At least plagiarism wasn't an issue as the Star shuffled some important employees around; this was pure bureaucratic maneuvering. In order to allow Bobbie Jo Buel to focus full-time on her job as executive editor (basically running the operation while editor and publisher Jane Amari travels around Gannettizing other Pulitzer properties), Teri Hayt, assistant managing editor for photo and design, was promoted to managing editor. Photo editor Victor Vaughan was promoted to Hayt's former position.
Meanwhile, a curious game of musical chairs was proposed. Business editor Jill Jorden Spitz, an able manager and obliging lieutenant, was promoted to assistant managing editor overseeing the news and business sections. That meant pushing out the man in that position, Dennis Joyce, who was made editorial page editor.
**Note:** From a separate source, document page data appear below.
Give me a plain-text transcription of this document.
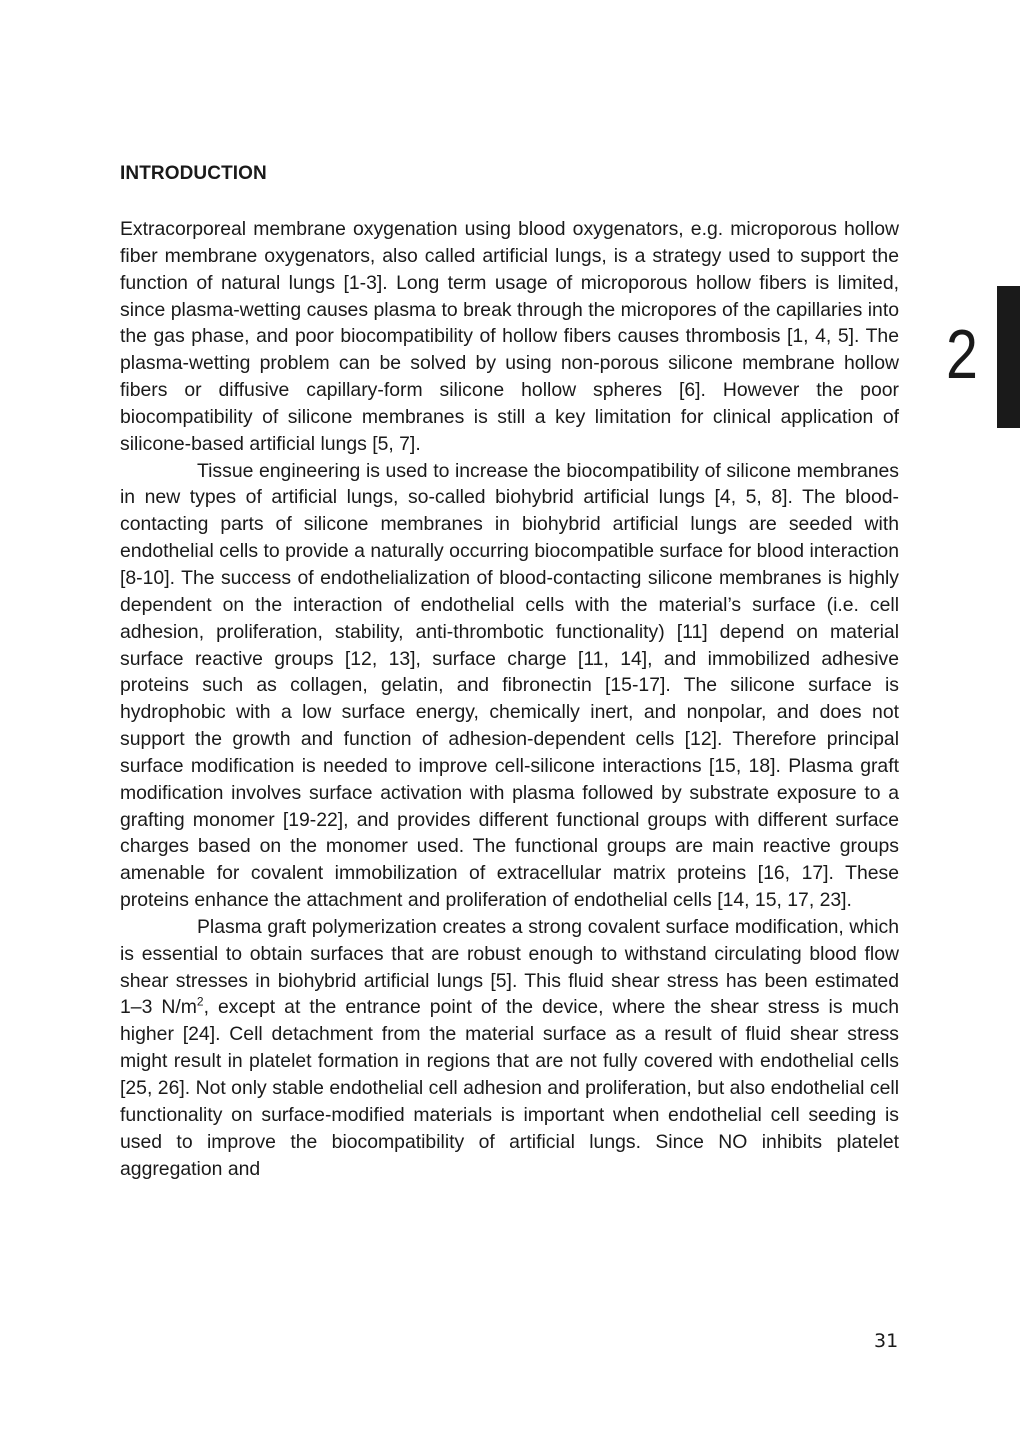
INTRODUCTION

Extracorporeal membrane oxygenation using blood oxygenators, e.g. microporous hollow fiber membrane oxygenators, also called artificial lungs, is a strategy used to support the function of natural lungs [1-3]. Long term usage of microporous hollow fibers is limited, since plasma-wetting causes plasma to break through the micropores of the capillaries into the gas phase, and poor biocompatibility of hollow fibers causes thrombosis [1, 4, 5]. The plasma-wetting problem can be solved by using non-porous silicone membrane hollow fibers or diffusive capillary-form silicone hollow spheres [6]. However the poor biocompatibility of silicone membranes is still a key limitation for clinical application of silicone-based artificial lungs [5, 7].

Tissue engineering is used to increase the biocompatibility of silicone membranes in new types of artificial lungs, so-called biohybrid artificial lungs [4, 5, 8]. The blood-contacting parts of silicone membranes in biohybrid artificial lungs are seeded with endothelial cells to provide a naturally occurring biocompatible surface for blood interaction [8-10]. The success of endothelialization of blood-contacting silicone membranes is highly dependent on the interaction of endothelial cells with the material’s surface (i.e. cell adhesion, proliferation, stability, anti-thrombotic functionality) [11] depend on material surface reactive groups [12, 13], surface charge [11, 14], and immobilized adhesive proteins such as collagen, gelatin, and fibronectin [15-17]. The silicone surface is hydrophobic with a low surface energy, chemically inert, and nonpolar, and does not support the growth and function of adhesion-dependent cells [12]. Therefore principal surface modification is needed to improve cell-silicone interactions [15, 18]. Plasma graft modification involves surface activation with plasma followed by substrate exposure to a grafting monomer [19-22], and provides different functional groups with different surface charges based on the monomer used. The functional groups are main reactive groups amenable for covalent immobilization of extracellular matrix proteins [16, 17]. These proteins enhance the attachment and proliferation of endothelial cells [14, 15, 17, 23].

Plasma graft polymerization creates a strong covalent surface modification, which is essential to obtain surfaces that are robust enough to withstand circulating blood flow shear stresses in biohybrid artificial lungs [5]. This fluid shear stress has been estimated 1–3 $N/m^2$, except at the entrance point of the device, where the shear stress is much higher [24]. Cell detachment from the material surface as a result of fluid shear stress might result in platelet formation in regions that are not fully covered with endothelial cells [25, 26]. Not only stable endothelial cell adhesion and proliferation, but also endothelial cell functionality on surface-modified materials is important when endothelial cell seeding is used to improve the biocompatibility of artificial lungs. Since NO inhibits platelet aggregation and

2
31
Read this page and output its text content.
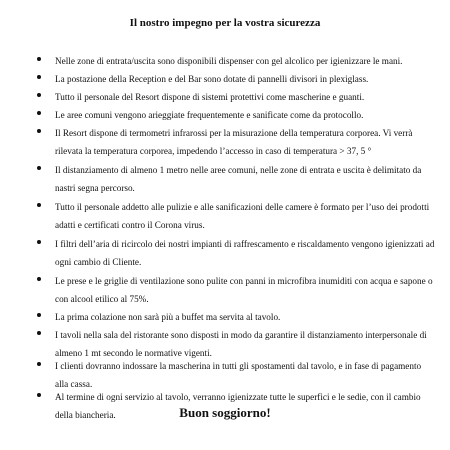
Il nostro impegno per la vostra sicurezza

Nelle zone di entrata/uscita sono disponibili dispenser con gel alcolico per igienizzare le mani.

La postazione della Reception e del Bar sono dotate di pannelli divisori in plexiglass.

Tutto il personale del Resort dispone di sistemi protettivi come mascherine e guanti.

Le aree comuni vengono arieggiate frequentemente e sanificate come da protocollo.

Il Resort dispone di termometri infrarossi per la misurazione della temperatura corporea. Vi verrà rilevata la temperatura corporea, impedendo l’accesso in caso di temperatura > 37, 5 °

Il distanziamento di almeno 1 metro nelle aree comuni, nelle zone di entrata e uscita è delimitato da nastri segna percorso.

Tutto il personale addetto alle pulizie e alle sanificazioni delle camere è formato per l’uso dei prodotti adatti e certificati contro il Corona virus.

I filtri dell’aria di ricircolo dei nostri impianti di raffrescamento e riscaldamento vengono igienizzati ad ogni cambio di Cliente.

Le prese e le griglie di ventilazione sono pulite con panni in microfibra inumiditi con acqua e sapone o con alcool etilico al 75%.

La prima colazione non sarà più a buffet ma servita al tavolo.

I tavoli nella sala del ristorante sono disposti in modo da garantire il distanziamento interpersonale di almeno 1 mt secondo le normative vigenti.

I clienti dovranno indossare la mascherina in tutti gli spostamenti dal tavolo, e in fase di pagamento alla cassa.

Al termine di ogni servizio al tavolo, verranno igienizzate tutte le superfici e le sedie, con il cambio della biancheria.	Buon soggiorno!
And that meant bumping Jim Kiser, whose background is in business publications and who was to be transferred to Jorden Spitz's old job as business editor. But Kiser wouldn't play this game and negotiated a different deal: After taking a summer break, he'll return in the fall as an editorial-page columnist.
Although the editorial page editor is usually a top contender for the head-honcho position when it becomes available, the Star often uses its editorial page department as a holding tank for employees who need to be neutralized but are too senior to be dumped onto the copy desk.
So this looks like a demotion for Joyce and an effort to clear the way for Buel to become publisher when Amari retires in five to eight years, or gets called away to Pulitzer HQ. But by the time that happens, Joyce may well have repositioned himself to contend with Buel for succession to Amari's throne.
Unless this is some bizarre, unlikely scheme to eliminate men from positions of newsroom authority.
This follows a year and a half of acrimony, legal maneuvering and strident rhetoric on both sides of the issues. The dissident group, called the Democracy Initiative, has at last gotten the board to put its demands up for a vote. But even that development arrived amid controversy.
Here's some background.
In the fall of 2002, then-general manager Tony Ford instituted unpopular new policies regarding volunteers--the people who keep the station on the air--and abruptly yanked some long-running programs off the schedule. The board supported Ford, and a group of members began demanding board reform--of the 20 people then sitting on the board, only six were elected by KXCI members. The rest were appointees of the board itself. (The current balance is six elected, seven appointed.)
Although it's common for a nonprofit board to recruit and elect its own members, KXCI dissidents maintain that because the station was organized as a grassroots community project, and is largely but not entirely staffed and funded by individual volunteers, the station should be governed by a more democratically elected entity.
Ultimately, the Democracy Initiative circulated a petition among KXCI members demanding that its reforms be incorporated into amended bylaws and put up for a member vote.
Meanwhile, the board's bylaws committee is crafting its own proposals, which will be presented at the June 17 board meeting. The station's current general manager, Larry Bruce, points out that of the Democracy Initiative's three major proposals, the board has already passed the one on the volunteer grievance procedure, and it has agreed to but is rewriting the one regarding volunteer representation on the board. The crucial third point, providing for a majority of elected rather than appointed members on the board, is the main issue to resolve in the election.
But even the announcement of the board's intention to hold an election has kicked up the usual amount of dust.
In a letter sent last week to KXCI members, Bruce stated that the election would be scheduled even though the Democracy Initiative's petitions had failed to meet the verification standards of the board's chosen third-party market research firm, FMR Associates. Of the names on the petition, 332 were determined to be current KXCI members; 226 had phone numbers listed in the KXCI database, and of those, FMR managed to contact 96, asking if the person actually signed the petition, had read the language of the proposed bylaws amendment and supported the special election.
FMR's results: 80 percent of the interviewees agreed that they had signed the petition; only 44 percent said they supported the special election. Extrapolating from that sample, FMR and the board concluded that the petition fell seven signatures short of the 273 needed to trigger an election. Bruce announced that the board would nevertheless go ahead with the election within 60 days "in a good faith effort to address (petitioners') concerns."
Scott Egan, one of the Democracy Initiative's leaders, disputes some of the math in the results, and objects to adding board proposals to the ballot.
"We got out and got the signatures; we did the mailings; we paid for things out of our pockets, so the election should be our ballot, a ballot of the Democracy Initiative," Egan says. "The only reason they're putting on alternative bylaw changes is to confuse the voters. It's another attempt by them to undermine what we're doing."